FREIBURG (GERMANY) (AFP) – An asylum seeker claiming to be from Afghanistan was Thursday sentenced to life in jail in Germany for the rape and murder of a student that stoked a public backlash against a mass influx of migrants.
Hussein Khavari, of uncertain age and origin, was found guilty of the deadly night-time attack on medical student Maria Ladenburger, 19, in October 2016 in the university town of Freiburg.
Khavari pushed her off her bicycle as she was riding home alone from a party, then bit, choked and repeatedly raped her and left her on the bank of a river where she drowned.
Presiding judge Kathrin Schenk condemned the extreme “lack of empathy” of Khavari, who was handcuffed and wearing a black hooded jumper, before reading out the verdict and sentence, which were greeted with applause in the courtroom.
She handed down the maximum sentence of life in prison, which under German law means 15 years behind bars, with no chance of parole and the possibility of “security detention” afterwards if the convict is still deemed to pose a threat to society.
Schenk said she saw almost no chance of rehabilitation, telling Khavari that “you would have to become an entirely different human being”.
Khavari had been arrested seven weeks after the murder, following a huge manhunt in the town near the French border.
Police had found a black hair partially dyed blond at the scene, then spotted Khavari by his hairstyle on security camera footage and linked him to the crime using his DNA.
As the crime sparked public anger and revulsion, social media users posted sarcastic “thank you” messages to Chancellor Angela Merkel over her liberal policy that brought more than one million refugees and migrants to the country.
During the trial, prosecutor Eckart Berger had reminded the two jurors sitting alongside three judges that “on trial is a criminal offender and not Germany’s refugee policy”.
– Jailed in Greece –
Khavari arrived in Germany, without identity papers, in November 2015, near the peak of the refugee influx, as an unaccompanied minor claiming to be 16 or 17 years old and hailing from Afghanistan.
A police officer told the court that Khavari’s cellphone and social media accounts suggested he had lived in Iran.
Khavari was sent to live with a German host family in the picturesque town on the edge of the Black Forest, went to a local school, learnt German and received state benefits.
It emerged only after his arrest that he had already committed a violent crime in May 2013 in Greece, where he pushed a woman off a cliff on the island of Corfu, leaving her badly injured.
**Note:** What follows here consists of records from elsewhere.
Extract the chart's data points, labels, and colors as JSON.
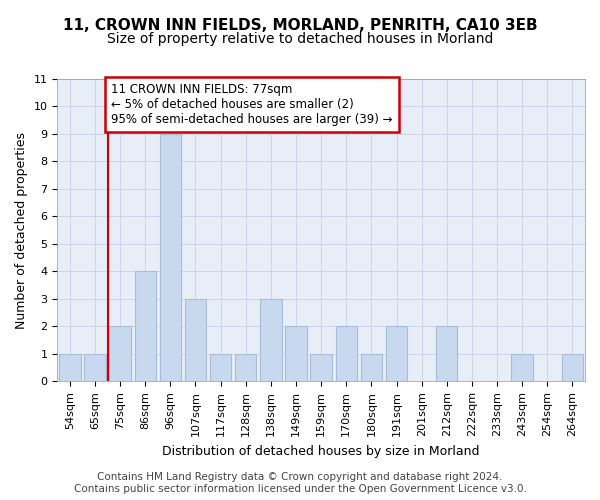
{
  "title_line1": "11, CROWN INN FIELDS, MORLAND, PENRITH, CA10 3EB",
  "title_line2": "Size of property relative to detached houses in Morland",
  "xlabel": "Distribution of detached houses by size in Morland",
  "ylabel": "Number of detached properties",
  "categories": [
    "54sqm",
    "65sqm",
    "75sqm",
    "86sqm",
    "96sqm",
    "107sqm",
    "117sqm",
    "128sqm",
    "138sqm",
    "149sqm",
    "159sqm",
    "170sqm",
    "180sqm",
    "191sqm",
    "201sqm",
    "212sqm",
    "222sqm",
    "233sqm",
    "243sqm",
    "254sqm",
    "264sqm"
  ],
  "values": [
    1,
    1,
    2,
    4,
    9,
    3,
    1,
    1,
    3,
    2,
    1,
    2,
    1,
    2,
    0,
    2,
    0,
    0,
    1,
    0,
    1
  ],
  "bar_color": "#c8d8ee",
  "bar_edgecolor": "#a8bcd8",
  "marker_line_idx": 2,
  "ylim": [
    0,
    11
  ],
  "yticks": [
    0,
    1,
    2,
    3,
    4,
    5,
    6,
    7,
    8,
    9,
    10,
    11
  ],
  "annotation_text": "11 CROWN INN FIELDS: 77sqm\n← 5% of detached houses are smaller (2)\n95% of semi-detached houses are larger (39) →",
  "annotation_box_color": "#ffffff",
  "annotation_box_edgecolor": "#cc0000",
  "red_line_color": "#cc0000",
  "footer_line1": "Contains HM Land Registry data © Crown copyright and database right 2024.",
  "footer_line2": "Contains public sector information licensed under the Open Government Licence v3.0.",
  "grid_color": "#c8d0e8",
  "background_color": "#ffffff",
  "plot_bg_color": "#e8eef8",
  "title1_fontsize": 11,
  "title2_fontsize": 10,
  "axis_label_fontsize": 9,
  "tick_fontsize": 8,
  "footer_fontsize": 7.5,
  "annotation_fontsize": 8.5
}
He was sentenced there in February 2014 to 10 years jail for attempted murder but was granted a conditional release from Greece’s overcrowded jails in October 2015.
He fled to Germany, where authorities knew nothing of his criminal past because Greece had only issued a nationwide warrant, and because no match was detected in an EU-wide fingerprint data base for asylum seekers.
Khavari was initially tried as a juvenile offender, but the court accepted expert opinions, based on X-rays and dental analysis, that he is now aged between 22 and 29.
The defendant had admitted to the crime, but claimed diminished culpability because he was under the influence of alcohol and drugs — a position which his defence said it would argue again in an appeal.
Khavari had also claimed that his father died long ago in a battle against Afghanistan’s Taliban.
Judge Schenk in December dialled a number on Khavari’s cellphone and reached his father, who told her through an interpreter that he was living in Iran.